3.3.2. Data and Compute Services
Azure Machine Learning provides specialized services for managing data and computation. Think of these as the infrastructure layer—you need data to train on and compute power to do the training.
Data services:
| Service | What It Does | Analogy |
|---|---|---|
| Datastores | Connect to external data sources | A bookmark to where data lives |
| Datasets | Registered, versioned references to data | A labeled box of training data |
Datastores explained: Datastores don't copy your data—they connect to where your data already lives:
- Azure Blob Storage (files, images)
- Azure Data Lake Storage (large-scale data)
- Azure SQL Database (structured data)
- Azure Files (shared file storage)
When you create a datastore, you're setting up the connection credentials once, so jobs can access data without embedding passwords in code.

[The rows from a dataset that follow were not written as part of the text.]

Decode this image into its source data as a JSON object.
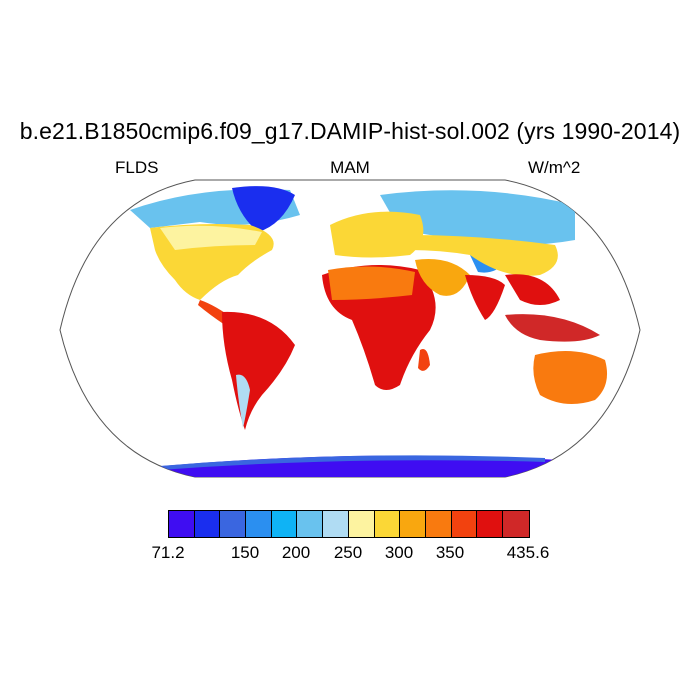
{
  "header": {
    "title": "b.e21.B1850cmip6.f09_g17.DAMIP-hist-sol.002 (yrs 1990-2014)",
    "left": "FLDS",
    "center": "MAM",
    "right": "W/m^2"
  },
  "colorbar": {
    "colors": [
      "#3f0df2",
      "#1a2eef",
      "#3a66e0",
      "#2b8ff0",
      "#0fb3f5",
      "#69c2ee",
      "#b0dcf3",
      "#fdf3a0",
      "#fbd736",
      "#f9a70f",
      "#f97a0f",
      "#f2420f",
      "#e0100f",
      "#d02828"
    ],
    "labels": [
      "71.2",
      "150",
      "200",
      "250",
      "300",
      "350",
      "435.6"
    ]
  }
}
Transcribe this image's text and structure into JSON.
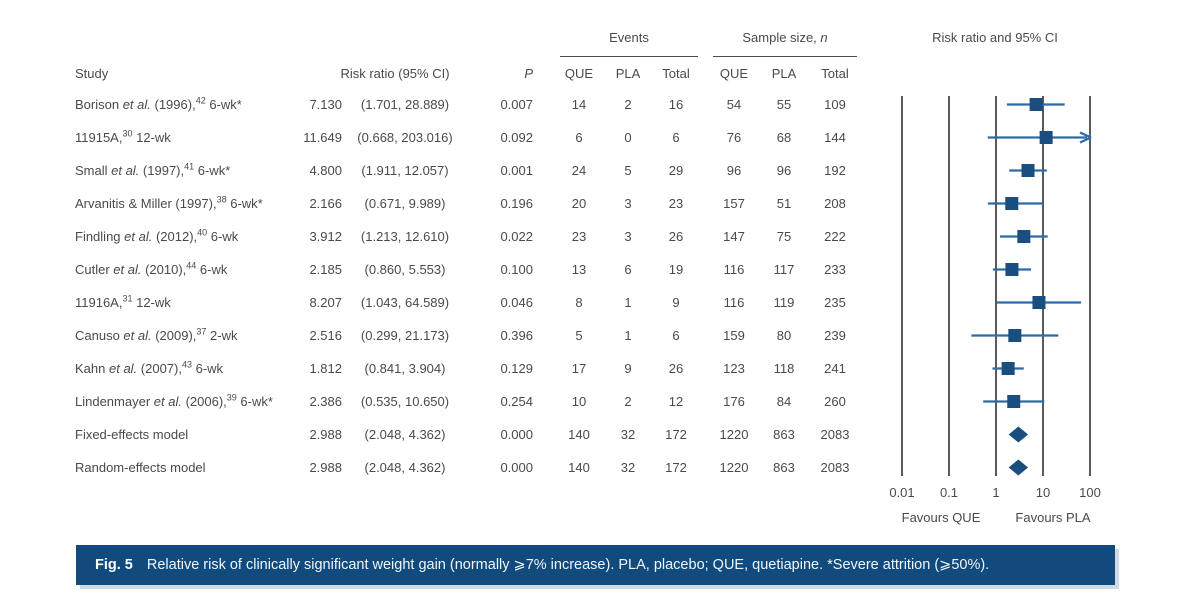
{
  "colors": {
    "marker": "#1a4e7e",
    "ci_line": "#2d6ba6",
    "grid": "#474747",
    "text": "#4a4a4a",
    "caption_bg": "#114a7c"
  },
  "table": {
    "headers": {
      "study": "Study",
      "risk_ratio": "Risk ratio (95% CI)",
      "p": "P",
      "events_group": "Events",
      "sample_group_prefix": "Sample size, ",
      "sample_group_n": "n",
      "que": "QUE",
      "pla": "PLA",
      "total": "Total"
    },
    "rows": [
      {
        "label": {
          "pre": "Borison ",
          "it": "et al.",
          "mid": " (1996),",
          "sup": "42",
          "post": " 6-wk*"
        },
        "rr": "7.130",
        "ci": "(1.701, 28.889)",
        "p": "0.007",
        "eq": "14",
        "ep": "2",
        "et": "16",
        "sq": "54",
        "sp": "55",
        "st": "109"
      },
      {
        "label": {
          "pre": "11915A,",
          "it": "",
          "mid": "",
          "sup": "30",
          "post": " 12-wk"
        },
        "rr": "11.649",
        "ci": "(0.668, 203.016)",
        "p": "0.092",
        "eq": "6",
        "ep": "0",
        "et": "6",
        "sq": "76",
        "sp": "68",
        "st": "144"
      },
      {
        "label": {
          "pre": "Small ",
          "it": "et al.",
          "mid": " (1997),",
          "sup": "41",
          "post": " 6-wk*"
        },
        "rr": "4.800",
        "ci": "(1.911, 12.057)",
        "p": "0.001",
        "eq": "24",
        "ep": "5",
        "et": "29",
        "sq": "96",
        "sp": "96",
        "st": "192"
      },
      {
        "label": {
          "pre": "Arvanitis & Miller (1997),",
          "it": "",
          "mid": "",
          "sup": "38",
          "post": " 6-wk*"
        },
        "rr": "2.166",
        "ci": "(0.671, 9.989)",
        "p": "0.196",
        "eq": "20",
        "ep": "3",
        "et": "23",
        "sq": "157",
        "sp": "51",
        "st": "208"
      },
      {
        "label": {
          "pre": "Findling ",
          "it": "et al.",
          "mid": " (2012),",
          "sup": "40",
          "post": " 6-wk"
        },
        "rr": "3.912",
        "ci": "(1.213, 12.610)",
        "p": "0.022",
        "eq": "23",
        "ep": "3",
        "et": "26",
        "sq": "147",
        "sp": "75",
        "st": "222"
      },
      {
        "label": {
          "pre": "Cutler ",
          "it": "et al.",
          "mid": " (2010),",
          "sup": "44",
          "post": " 6-wk"
        },
        "rr": "2.185",
        "ci": "(0.860, 5.553)",
        "p": "0.100",
        "eq": "13",
        "ep": "6",
        "et": "19",
        "sq": "116",
        "sp": "117",
        "st": "233"
      },
      {
        "label": {
          "pre": "11916A,",
          "it": "",
          "mid": "",
          "sup": "31",
          "post": " 12-wk"
        },
        "rr": "8.207",
        "ci": "(1.043, 64.589)",
        "p": "0.046",
        "eq": "8",
        "ep": "1",
        "et": "9",
        "sq": "116",
        "sp": "119",
        "st": "235"
      },
      {
        "label": {
          "pre": "Canuso ",
          "it": "et al.",
          "mid": " (2009),",
          "sup": "37",
          "post": " 2-wk"
        },
        "rr": "2.516",
        "ci": "(0.299, 21.173)",
        "p": "0.396",
        "eq": "5",
        "ep": "1",
        "et": "6",
        "sq": "159",
        "sp": "80",
        "st": "239"
      },
      {
        "label": {
          "pre": "Kahn ",
          "it": "et al.",
          "mid": " (2007),",
          "sup": "43",
          "post": " 6-wk"
        },
        "rr": "1.812",
        "ci": "(0.841, 3.904)",
        "p": "0.129",
        "eq": "17",
        "ep": "9",
        "et": "26",
        "sq": "123",
        "sp": "118",
        "st": "241"
      },
      {
        "label": {
          "pre": "Lindenmayer ",
          "it": "et al.",
          "mid": " (2006),",
          "sup": "39",
          "post": " 6-wk*"
        },
        "rr": "2.386",
        "ci": "(0.535, 10.650)",
        "p": "0.254",
        "eq": "10",
        "ep": "2",
        "et": "12",
        "sq": "176",
        "sp": "84",
        "st": "260"
      },
      {
        "label": {
          "pre": "Fixed-effects model",
          "it": "",
          "mid": "",
          "sup": "",
          "post": ""
        },
        "rr": "2.988",
        "ci": "(2.048, 4.362)",
        "p": "0.000",
        "eq": "140",
        "ep": "32",
        "et": "172",
        "sq": "1220",
        "sp": "863",
        "st": "2083"
      },
      {
        "label": {
          "pre": "Random-effects model",
          "it": "",
          "mid": "",
          "sup": "",
          "post": ""
        },
        "rr": "2.988",
        "ci": "(2.048, 4.362)",
        "p": "0.000",
        "eq": "140",
        "ep": "32",
        "et": "172",
        "sq": "1220",
        "sp": "863",
        "st": "2083"
      }
    ]
  },
  "chart_data": {
    "type": "scatter",
    "subtype": "forest_plot",
    "title": "Risk ratio and 95% CI",
    "x_scale": "log10",
    "xlim": [
      0.01,
      100
    ],
    "x_ticks": [
      0.01,
      0.1,
      1,
      10,
      100
    ],
    "x_tick_labels": [
      "0.01",
      "0.1",
      "1",
      "10",
      "100"
    ],
    "favours_left": "Favours QUE",
    "favours_right": "Favours PLA",
    "grid": "vertical-lines-at-ticks",
    "points": [
      {
        "study": "Borison et al. (1996), 6-wk*",
        "rr": 7.13,
        "ci_low": 1.701,
        "ci_high": 28.889,
        "marker": "square",
        "clipped_high": false
      },
      {
        "study": "11915A, 12-wk",
        "rr": 11.649,
        "ci_low": 0.668,
        "ci_high": 203.016,
        "marker": "square",
        "clipped_high": true
      },
      {
        "study": "Small et al. (1997), 6-wk*",
        "rr": 4.8,
        "ci_low": 1.911,
        "ci_high": 12.057,
        "marker": "square",
        "clipped_high": false
      },
      {
        "study": "Arvanitis & Miller (1997), 6-wk*",
        "rr": 2.166,
        "ci_low": 0.671,
        "ci_high": 9.989,
        "marker": "square",
        "clipped_high": false
      },
      {
        "study": "Findling et al. (2012), 6-wk",
        "rr": 3.912,
        "ci_low": 1.213,
        "ci_high": 12.61,
        "marker": "square",
        "clipped_high": false
      },
      {
        "study": "Cutler et al. (2010), 6-wk",
        "rr": 2.185,
        "ci_low": 0.86,
        "ci_high": 5.553,
        "marker": "square",
        "clipped_high": false
      },
      {
        "study": "11916A, 12-wk",
        "rr": 8.207,
        "ci_low": 1.043,
        "ci_high": 64.589,
        "marker": "square",
        "clipped_high": false
      },
      {
        "study": "Canuso et al. (2009), 2-wk",
        "rr": 2.516,
        "ci_low": 0.299,
        "ci_high": 21.173,
        "marker": "square",
        "clipped_high": false
      },
      {
        "study": "Kahn et al. (2007), 6-wk",
        "rr": 1.812,
        "ci_low": 0.841,
        "ci_high": 3.904,
        "marker": "square",
        "clipped_high": false
      },
      {
        "study": "Lindenmayer et al. (2006), 6-wk*",
        "rr": 2.386,
        "ci_low": 0.535,
        "ci_high": 10.65,
        "marker": "square",
        "clipped_high": false
      },
      {
        "study": "Fixed-effects model",
        "rr": 2.988,
        "ci_low": 2.048,
        "ci_high": 4.362,
        "marker": "diamond",
        "clipped_high": false
      },
      {
        "study": "Random-effects model",
        "rr": 2.988,
        "ci_low": 2.048,
        "ci_high": 4.362,
        "marker": "diamond",
        "clipped_high": false
      }
    ]
  },
  "caption": {
    "fig_label": "Fig. 5",
    "text": "Relative risk of clinically significant weight gain (normally ⩾7% increase). PLA, placebo; QUE, quetiapine. *Severe attrition (⩾50%)."
  }
}
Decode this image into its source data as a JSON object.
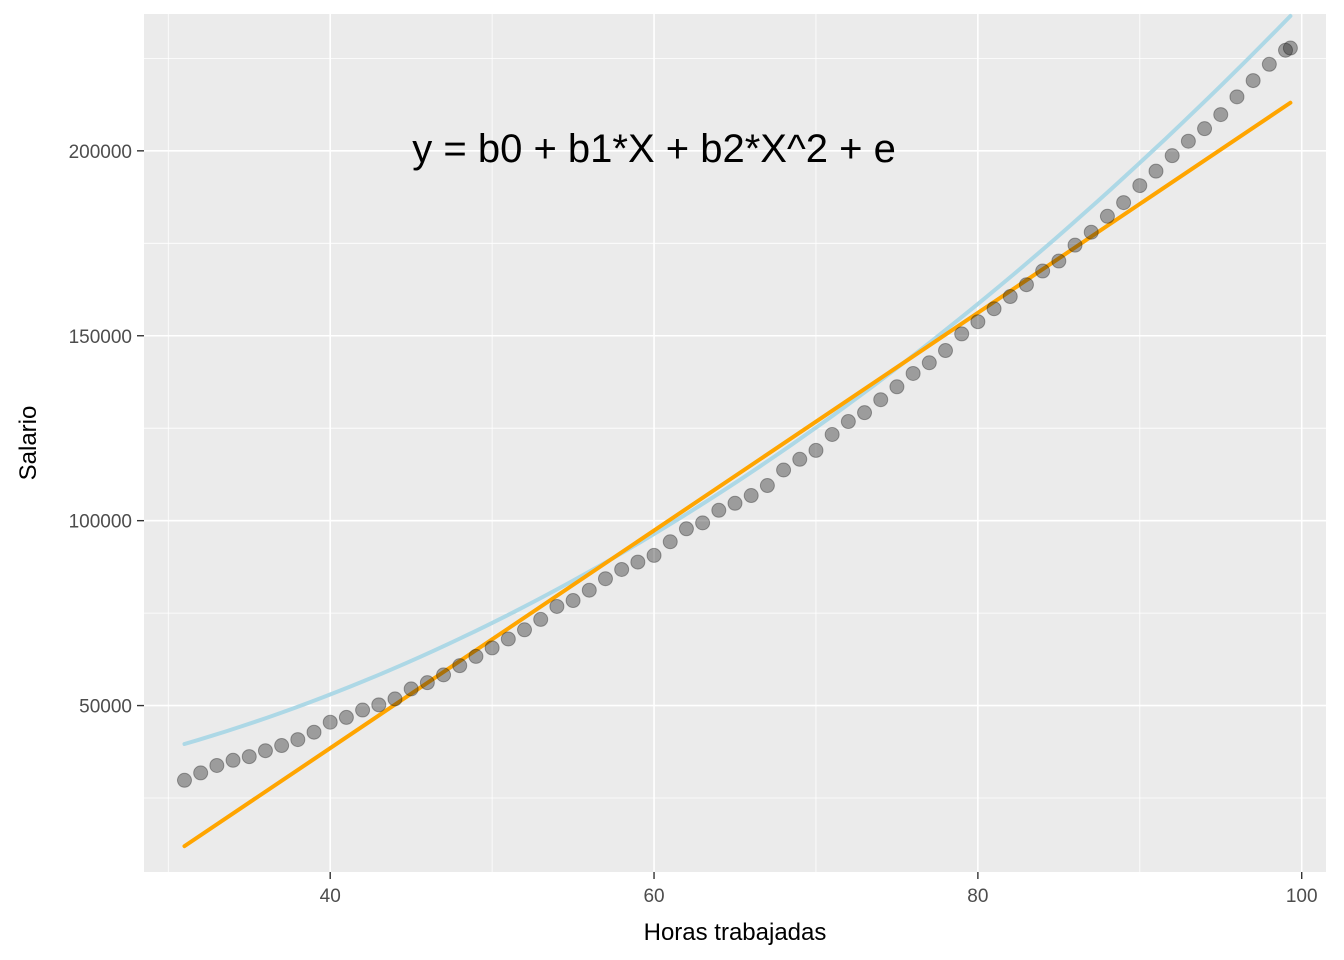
{
  "chart_data": {
    "type": "scatter",
    "title": "",
    "xlabel": "Horas trabajadas",
    "ylabel": "Salario",
    "xlim": [
      28.5,
      101.5
    ],
    "ylim": [
      5000,
      237000
    ],
    "x_ticks": [
      40,
      60,
      80,
      100
    ],
    "x_minor_ticks": [
      30,
      50,
      70,
      90
    ],
    "y_ticks": [
      50000,
      100000,
      150000,
      200000
    ],
    "y_minor_ticks": [
      25000,
      75000,
      125000,
      175000,
      225000
    ],
    "grid": true,
    "legend": "none",
    "annotation": "y = b0 + b1*X + b2*X^2 + e",
    "annotation_position": [
      60,
      197000
    ],
    "colors": {
      "points": "#333333",
      "linear_fit": "#FFA500",
      "quadratic_fit": "#ADD8E6",
      "panel": "#EBEBEB"
    },
    "linear_fit": {
      "x": [
        31,
        99.3
      ],
      "y": [
        12000,
        213000
      ]
    },
    "quadratic_fit": {
      "x_range": [
        31,
        99.3
      ],
      "coefficients": {
        "b0": 22600,
        "b1": -180,
        "b2": 23.5
      }
    },
    "points": {
      "x": [
        31,
        32,
        33,
        34,
        35,
        36,
        37,
        38,
        39,
        40,
        41,
        42,
        43,
        44,
        45,
        46,
        47,
        48,
        49,
        50,
        51,
        52,
        53,
        54,
        55,
        56,
        57,
        58,
        59,
        60,
        61,
        62,
        63,
        64,
        65,
        66,
        67,
        68,
        69,
        70,
        71,
        72,
        73,
        74,
        75,
        76,
        77,
        78,
        79,
        80,
        81,
        82,
        83,
        84,
        85,
        86,
        87,
        88,
        89,
        90,
        91,
        92,
        93,
        94,
        95,
        96,
        97,
        98,
        99,
        99.3
      ],
      "y": [
        29800,
        31800,
        33800,
        35200,
        36200,
        37800,
        39200,
        40800,
        42800,
        45500,
        46800,
        48800,
        50200,
        51800,
        54500,
        56200,
        58300,
        60800,
        63300,
        65600,
        68000,
        70500,
        73300,
        76800,
        78400,
        81200,
        84300,
        86800,
        88800,
        90600,
        94300,
        97800,
        99400,
        102800,
        104700,
        106800,
        109500,
        113700,
        116600,
        119000,
        123300,
        126800,
        129200,
        132700,
        136200,
        139800,
        142700,
        146000,
        150500,
        153800,
        157300,
        160600,
        163800,
        167500,
        170200,
        174500,
        178000,
        182300,
        186000,
        190600,
        194500,
        198700,
        202600,
        206000,
        209800,
        214600,
        219000,
        223400,
        227200,
        227800
      ]
    }
  }
}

Datasets explained: Datasets reference specific data through datastores and add useful capabilities:
- Versioning: Track which data version trained which model
- Labeling: Store labels alongside data for supervised learning
- Profiling: Auto-generated statistics about your data
- Sampling: Work with subsets during development
Compute services:
| Compute Type | Purpose | When to Use |
|---|---|---|
| Compute instances | Development VMs | Writing code, exploring data, testing |
| Compute clusters | Scalable training | Training models, running experiments |
| Inference clusters | Production hosting | Serving predictions to applications |
| Attached compute | External resources | Using existing VMs or Databricks |
Compute instances vs. clusters:
- Instance: Like your personal laptop in the cloud—always running, for interactive work
- Cluster: Like a pool of workers—scales up when you submit jobs, scales down when idle
Why compute matters for the exam: Questions may ask about "scaling resources for training" (compute clusters) vs. "hosting models for predictions" (inference endpoints). Development work happens on instances; production work uses clusters or endpoints.
⚠️ Exam Tip: Datastores are CONNECTION POINTS to external storage. Datasets are REFERENCES to specific data you'll use for training. Compute instances are for DEVELOPMENT; compute clusters are for TRAINING at scale.